Statistical guardrails

A theme borrowed from the interpretability dive’s warnings about dead salmons: any high-dimensional measurement system can produce spurious signal under loose statistical practice. Frontier evaluations are especially vulnerable because they tend to have small sample sizes (terminal-difficulty benchmarks may have only hundreds of problems), expensive trials (long agentic rollouts), and noisy scorers (LLM judges). Confidence intervals, multiple-comparisons corrections, and explicit power calculations are still not the default in eval papers and probably should be.

Meta-comments on the field

Like interpretability, evaluation is always debatable, and for structurally similar reasons:

The thing being measured (“capability”) is not directly observable; it is inferred from behavior under a chosen elicitation regime.
Multiple, mutually-inconsistent eval results on “the same” capability can coexist, because the underlying methodology and scaffolding differ.
The field has burned through “now we measure it” moments (MMLU, GSM8K, HumanEval) and will burn through more.
What counts as having “evaluated” a model is still being negotiated.

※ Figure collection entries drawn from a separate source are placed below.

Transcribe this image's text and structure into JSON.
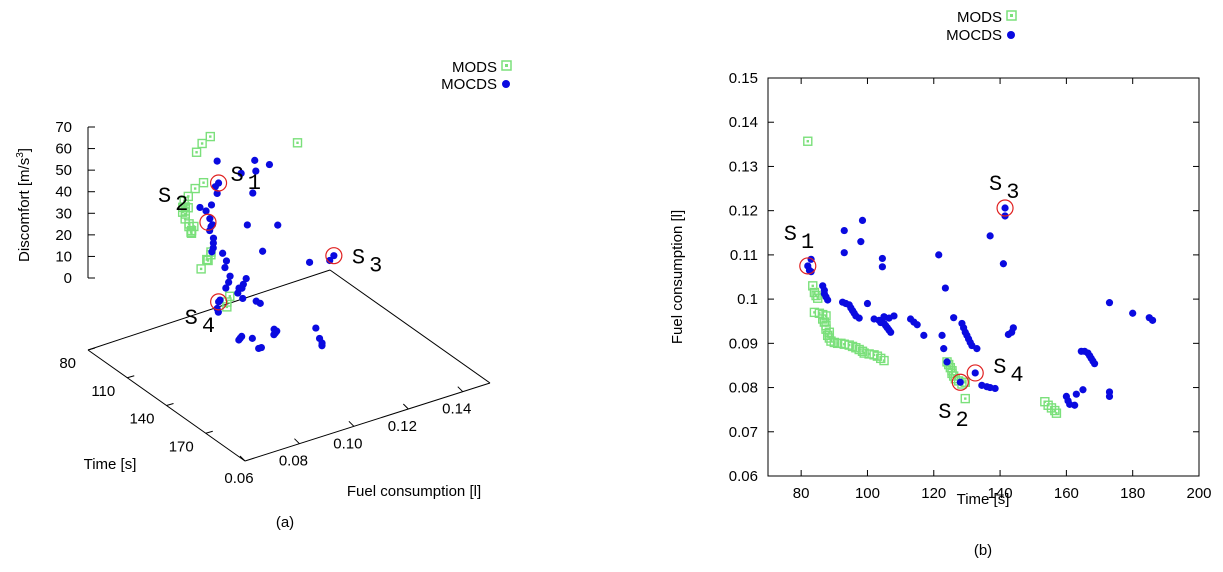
{
  "caption_a": "(a)",
  "caption_b": "(b)",
  "legend": {
    "mods": "MODS",
    "mocds": "MOCDS",
    "mods_color": "#7be07b",
    "mocds_color": "#0a0ae0"
  },
  "highlight_color": "#e02020",
  "chart_data": [
    {
      "type": "scatter",
      "panel": "a",
      "projection": "3d",
      "xlabel": "Fuel consumption [l]",
      "ylabel": "Time [s]",
      "zlabel_prefix": "Discomfort [m/s",
      "zlabel_exp": "3",
      "zlabel_suffix": "]",
      "x_ticks": [
        "0.06",
        "0.08",
        "0.10",
        "0.12",
        "0.14"
      ],
      "y_ticks": [
        "80",
        "110",
        "140",
        "170"
      ],
      "z_ticks": [
        "0",
        "10",
        "20",
        "30",
        "40",
        "50",
        "60",
        "70"
      ],
      "xlim": [
        0.06,
        0.15
      ],
      "ylim": [
        80,
        200
      ],
      "zlim": [
        0,
        70
      ],
      "annotations": [
        {
          "label": "S",
          "sub": "1",
          "fuel": 0.107,
          "time": 82,
          "disc": 26
        },
        {
          "label": "S",
          "sub": "2",
          "fuel": 0.081,
          "time": 128,
          "disc": 38
        },
        {
          "label": "S",
          "sub": "3",
          "fuel": 0.121,
          "time": 141,
          "disc": 12
        },
        {
          "label": "S",
          "sub": "4",
          "fuel": 0.083,
          "time": 132,
          "disc": 2
        }
      ],
      "series": [
        {
          "name": "MODS",
          "points": [
            [
              0.136,
              82,
              33
            ],
            [
              0.103,
              84,
              50
            ],
            [
              0.1,
              84,
              48
            ],
            [
              0.097,
              86,
              46
            ],
            [
              0.096,
              87,
              30
            ],
            [
              0.093,
              88,
              28
            ],
            [
              0.091,
              89,
              27
            ],
            [
              0.09,
              90,
              25
            ],
            [
              0.089,
              92,
              24
            ],
            [
              0.089,
              94,
              24
            ],
            [
              0.088,
              96,
              23
            ],
            [
              0.088,
              99,
              22
            ],
            [
              0.087,
              101,
              22
            ],
            [
              0.087,
              103,
              21
            ],
            [
              0.086,
              105,
              21
            ],
            [
              0.085,
              122,
              20
            ],
            [
              0.084,
              124,
              20
            ],
            [
              0.082,
              125,
              19
            ],
            [
              0.082,
              126,
              19
            ],
            [
              0.078,
              129,
              18
            ],
            [
              0.077,
              153,
              16
            ],
            [
              0.075,
              155,
              15
            ],
            [
              0.074,
              157,
              14
            ],
            [
              0.096,
              86,
              12
            ],
            [
              0.094,
              88,
              11
            ],
            [
              0.092,
              90,
              24
            ],
            [
              0.09,
              92,
              26
            ],
            [
              0.101,
              83,
              29
            ]
          ]
        },
        {
          "name": "MOCDS",
          "points": [
            [
              0.107,
              82,
              26
            ],
            [
              0.106,
              83,
              22
            ],
            [
              0.102,
              87,
              20
            ],
            [
              0.1,
              87,
              18
            ],
            [
              0.099,
              92,
              17
            ],
            [
              0.099,
              94,
              15
            ],
            [
              0.098,
              95,
              15
            ],
            [
              0.097,
              96,
              14
            ],
            [
              0.115,
              93,
              38
            ],
            [
              0.118,
              98,
              37
            ],
            [
              0.113,
              98,
              36
            ],
            [
              0.11,
              93,
              34
            ],
            [
              0.109,
              104,
              30
            ],
            [
              0.107,
              104,
              16
            ],
            [
              0.096,
              101,
              13
            ],
            [
              0.095,
              103,
              12
            ],
            [
              0.094,
              105,
              11
            ],
            [
              0.093,
              106,
              10
            ],
            [
              0.096,
              108,
              9
            ],
            [
              0.095,
              113,
              8
            ],
            [
              0.093,
              116,
              7
            ],
            [
              0.092,
              122,
              6
            ],
            [
              0.11,
              121,
              22
            ],
            [
              0.103,
              124,
              14
            ],
            [
              0.091,
              123,
              4
            ],
            [
              0.089,
              125,
              3
            ],
            [
              0.096,
              126,
              5
            ],
            [
              0.094,
              128,
              4
            ],
            [
              0.093,
              129,
              3
            ],
            [
              0.091,
              130,
              2
            ],
            [
              0.084,
              131,
              2
            ],
            [
              0.083,
              132,
              2
            ],
            [
              0.081,
              135,
              1
            ],
            [
              0.08,
              138,
              1
            ],
            [
              0.121,
              141,
              12
            ],
            [
              0.119,
              142,
              11
            ],
            [
              0.114,
              137,
              10
            ],
            [
              0.092,
              142,
              3
            ],
            [
              0.093,
              143,
              2
            ],
            [
              0.099,
              173,
              1
            ],
            [
              0.097,
              180,
              0
            ],
            [
              0.096,
              184,
              0
            ],
            [
              0.095,
              186,
              0
            ],
            [
              0.088,
              164,
              1
            ],
            [
              0.088,
              166,
              1
            ],
            [
              0.087,
              167,
              1
            ],
            [
              0.086,
              168,
              1
            ],
            [
              0.08,
              164,
              0
            ],
            [
              0.078,
              160,
              0
            ],
            [
              0.077,
              161,
              0
            ],
            [
              0.076,
              162,
              0
            ],
            [
              0.079,
              173,
              0
            ],
            [
              0.078,
              173,
              0
            ],
            [
              0.09,
              133,
              6
            ],
            [
              0.088,
              140,
              5
            ],
            [
              0.106,
              83,
              37
            ],
            [
              0.101,
              92,
              31
            ],
            [
              0.092,
              99,
              28
            ]
          ]
        }
      ]
    },
    {
      "type": "scatter",
      "panel": "b",
      "xlabel": "Time [s]",
      "ylabel": "Fuel consumption [l]",
      "xlim": [
        70,
        200
      ],
      "ylim": [
        0.06,
        0.15
      ],
      "x_ticks": [
        "80",
        "100",
        "120",
        "140",
        "160",
        "180",
        "200"
      ],
      "y_ticks": [
        "0.06",
        "0.07",
        "0.08",
        "0.09",
        "0.1",
        "0.11",
        "0.12",
        "0.13",
        "0.14",
        "0.15"
      ],
      "annotations": [
        {
          "label": "S",
          "sub": "1",
          "x": 82,
          "y": 0.1075
        },
        {
          "label": "S",
          "sub": "2",
          "x": 128,
          "y": 0.0812
        },
        {
          "label": "S",
          "sub": "3",
          "x": 141.5,
          "y": 0.1206
        },
        {
          "label": "S",
          "sub": "4",
          "x": 132.5,
          "y": 0.0833
        }
      ],
      "series": [
        {
          "name": "MODS",
          "points": [
            [
              82,
              0.1357
            ],
            [
              83.5,
              0.103
            ],
            [
              84,
              0.1015
            ],
            [
              84.5,
              0.1008
            ],
            [
              85,
              0.1002
            ],
            [
              84,
              0.097
            ],
            [
              85.5,
              0.0968
            ],
            [
              86.5,
              0.0965
            ],
            [
              87.5,
              0.0962
            ],
            [
              86.5,
              0.0955
            ],
            [
              87,
              0.0948
            ],
            [
              87.5,
              0.094
            ],
            [
              87.5,
              0.0932
            ],
            [
              88.5,
              0.0925
            ],
            [
              88,
              0.0918
            ],
            [
              88.5,
              0.0912
            ],
            [
              89,
              0.0905
            ],
            [
              90,
              0.0902
            ],
            [
              91,
              0.09
            ],
            [
              92,
              0.09
            ],
            [
              93,
              0.0898
            ],
            [
              94.5,
              0.0896
            ],
            [
              95.5,
              0.0893
            ],
            [
              96.5,
              0.089
            ],
            [
              97.5,
              0.0886
            ],
            [
              98.5,
              0.0882
            ],
            [
              99,
              0.0878
            ],
            [
              100.5,
              0.0876
            ],
            [
              102,
              0.0874
            ],
            [
              103,
              0.0871
            ],
            [
              104,
              0.0866
            ],
            [
              105,
              0.0861
            ],
            [
              124,
              0.0858
            ],
            [
              124.5,
              0.0852
            ],
            [
              125,
              0.0845
            ],
            [
              125.5,
              0.0838
            ],
            [
              125.5,
              0.0832
            ],
            [
              126,
              0.0826
            ],
            [
              126.5,
              0.082
            ],
            [
              127.5,
              0.0815
            ],
            [
              129.5,
              0.0812
            ],
            [
              128.5,
              0.0808
            ],
            [
              129.5,
              0.0775
            ],
            [
              153.5,
              0.0768
            ],
            [
              154.5,
              0.076
            ],
            [
              155.5,
              0.0754
            ],
            [
              156.5,
              0.0748
            ],
            [
              157,
              0.0742
            ]
          ]
        },
        {
          "name": "MOCDS",
          "points": [
            [
              82,
              0.1075
            ],
            [
              82.5,
              0.1065
            ],
            [
              83,
              0.1062
            ],
            [
              86.5,
              0.103
            ],
            [
              87,
              0.102
            ],
            [
              87,
              0.1012
            ],
            [
              87.5,
              0.1005
            ],
            [
              88,
              0.0998
            ],
            [
              92.5,
              0.0993
            ],
            [
              93.5,
              0.099
            ],
            [
              94.5,
              0.0987
            ],
            [
              95,
              0.098
            ],
            [
              95.5,
              0.0974
            ],
            [
              96,
              0.0968
            ],
            [
              96.5,
              0.0962
            ],
            [
              97.5,
              0.0957
            ],
            [
              93,
              0.1155
            ],
            [
              98.5,
              0.1178
            ],
            [
              98,
              0.113
            ],
            [
              93,
              0.1105
            ],
            [
              104.5,
              0.1092
            ],
            [
              104.5,
              0.1073
            ],
            [
              105,
              0.096
            ],
            [
              106.5,
              0.0957
            ],
            [
              102,
              0.0955
            ],
            [
              103.5,
              0.0952
            ],
            [
              104,
              0.0947
            ],
            [
              105,
              0.0945
            ],
            [
              105.5,
              0.094
            ],
            [
              106,
              0.0935
            ],
            [
              106.5,
              0.093
            ],
            [
              107,
              0.0925
            ],
            [
              108,
              0.0962
            ],
            [
              113,
              0.0955
            ],
            [
              114,
              0.0948
            ],
            [
              115,
              0.0942
            ],
            [
              117,
              0.0918
            ],
            [
              121.5,
              0.11
            ],
            [
              123.5,
              0.1025
            ],
            [
              122.5,
              0.0918
            ],
            [
              123,
              0.0888
            ],
            [
              124,
              0.0858
            ],
            [
              126,
              0.0958
            ],
            [
              128.5,
              0.0945
            ],
            [
              129,
              0.0935
            ],
            [
              129.5,
              0.0925
            ],
            [
              130,
              0.0918
            ],
            [
              130.5,
              0.091
            ],
            [
              131,
              0.0902
            ],
            [
              131.5,
              0.0895
            ],
            [
              133,
              0.0888
            ],
            [
              128,
              0.0812
            ],
            [
              132.5,
              0.0833
            ],
            [
              134.5,
              0.0805
            ],
            [
              136,
              0.0802
            ],
            [
              137,
              0.08
            ],
            [
              138.5,
              0.0798
            ],
            [
              141.5,
              0.1206
            ],
            [
              141.5,
              0.1188
            ],
            [
              137,
              0.1143
            ],
            [
              141,
              0.108
            ],
            [
              142.5,
              0.092
            ],
            [
              143.5,
              0.0925
            ],
            [
              144,
              0.0935
            ],
            [
              164.5,
              0.0882
            ],
            [
              165.5,
              0.0882
            ],
            [
              166.5,
              0.0878
            ],
            [
              167,
              0.0872
            ],
            [
              167.5,
              0.0866
            ],
            [
              168,
              0.086
            ],
            [
              168.5,
              0.0854
            ],
            [
              173,
              0.0992
            ],
            [
              180,
              0.0968
            ],
            [
              185,
              0.0958
            ],
            [
              186,
              0.0952
            ],
            [
              160,
              0.078
            ],
            [
              160.5,
              0.077
            ],
            [
              161,
              0.0762
            ],
            [
              162.5,
              0.076
            ],
            [
              163,
              0.0785
            ],
            [
              165,
              0.0795
            ],
            [
              173,
              0.079
            ],
            [
              173,
              0.078
            ],
            [
              83,
              0.109
            ],
            [
              100,
              0.099
            ],
            [
              105,
              0.096
            ]
          ]
        }
      ]
    }
  ]
}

For the science-of-DL framing, the implication is direct: evaluations are experimental apparatus, not scoreboards. A physicist reading benchmark numbers should ask the questions a physicist asks of any instrument, what is its resolution, its noise floor, its systematic biases, its calibration regime, before believing what it says.

Where to go next

Active reading paths:

METR, Apollo Research, and other evaluation-focused organizations for the current methodology of capability elicitation.
Frontier-lab system cards (Anthropic, OpenAI, DeepMind) for the operational shape of dangerous-capability evals.
The recent agentic-benchmark literature (SWE-Bench, GAIA, and successors) for the state of evaluating LLMs-as-agents.
The benchmark-contamination and prompt-sensitivity literature for the statistical hygiene side.

If Chapter 6 left you wanting to know what “evals” actually means in practice, and how the field came to treat them as instruments rather than scoreboards, this chapter is a sketch of where that conversation lives.